A number of conditions were in place for the march, the police said, with protesters not allowed to deviate from the route and speeches given a strict end time.
Home secretary James Cleverly said he had been briefed by the Met’s commissioner Sir Mark Rowley on plans to “ensure order and safety” during the protest.
“I back them to use their powers to manage the protest and crack down on any criminality,” the MP said.
Speaking at Parliament Square, Husam Zomlot, the Palestinian ambassador to the UK, accused the British government of “complicity” with Israel.
Mr Zomlot told the protesters Palestine was a “nation of freedom fighters”, saying: “I stand before you with a broken heart but not a broken spirit.”
He congratulated South Africa for bringing a genocide case against Israel at the UN’s International Court of Justice.
The seventh national march for Palestine also features an appearance by Little Amal, a giant puppet of a Syrian child refugee, which will join a group of Palestinian children.
The 3.5-metre puppet became an international symbol of human rights after she journeyed 8,000km from the Turkish-Syrian border to Manchester in July 2021.
The London march was one of several others being held in European cities including Paris, Rome, Milan where thousands also marched along the Irish capital’s main thoroughfare to protest Israel’s military operations in the Palestinian enclave.
During the march in Edinburgh, a 70-year-old woman was arrested and charged with a driving offence after her car ploughed into protesters, with no injuries reported.

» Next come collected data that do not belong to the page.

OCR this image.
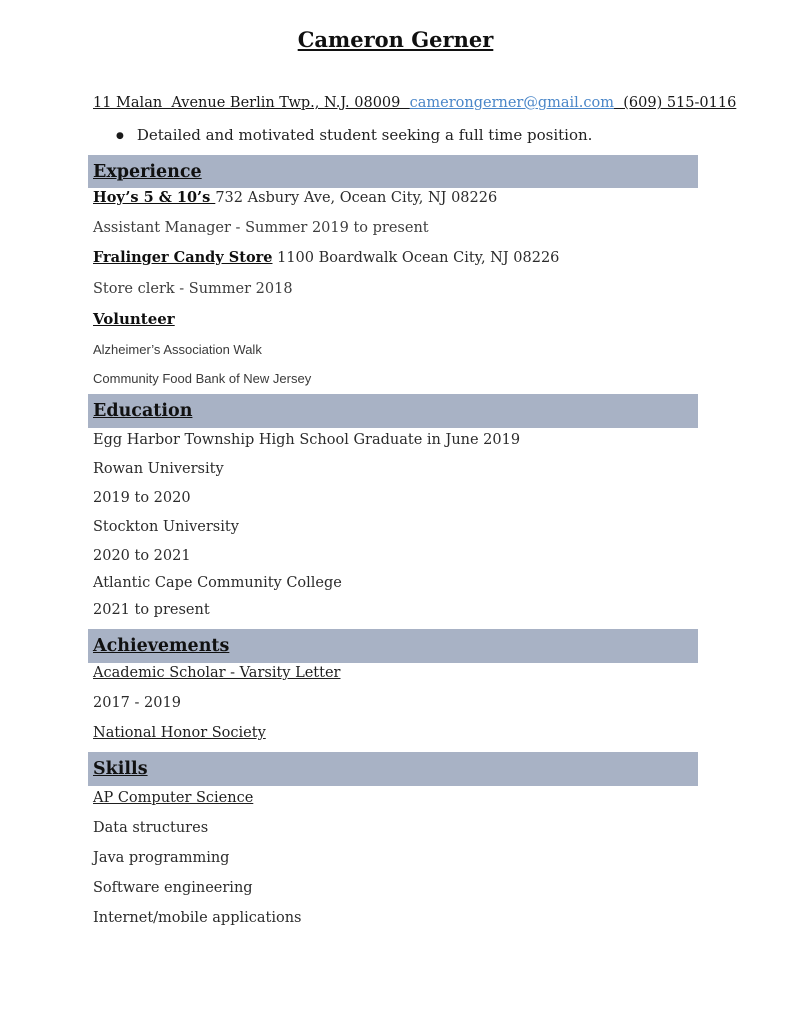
Cameron Gerner
11 Malan  Avenue Berlin Twp., N.J. 08009  camerongerner@gmail.com  (609) 515-0116
● Detailed and motivated student seeking a full time position.
Experience
Hoy’s 5 & 10’s 732 Asbury Ave, Ocean City, NJ 08226
Assistant Manager - Summer 2019 to present
Fralinger Candy Store 1100 Boardwalk Ocean City, NJ 08226
Store clerk - Summer 2018
Volunteer
Alzheimer’s Association Walk
Community Food Bank of New Jersey
Education
Egg Harbor Township High School Graduate in June 2019
Rowan University
2019 to 2020
Stockton University
2020 to 2021
Atlantic Cape Community College
2021 to present
Achievements
Academic Scholar - Varsity Letter
2017 - 2019
National Honor Society
Skills
AP Computer Science
Data structures
Java programming
Software engineering
Internet/mobile applications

In Dublin, a thousands-strong protest march reached the Irish Department of Foreign Affairs. Demonstrators waving Palestinian flags joined chants calling for the Irish government to support boycott, divestment and sanction actions and Israel.
Organisers also demanded that the Irish government support South Africa’s case against Israel at the International Court of Justice.
Ireland’s main opposition parties, including Sinn Fein, Labour and the Social Democrats, have called on the government to endorse South Africa’s action.
However, the Irish premier Leo Varadkar has said the government does not intend to join the case.
The Ireland-Palestine Solidarity Campaign, which organised the rally, said the demonstration was part of international day of action calling for an end to Israel’s operations in Gaza.
Protests were also held around the world, with demonstrations in South Africa’s Johannesburg, Indonesia’s Jakarta and Malaysia’s Kuala Lumpur.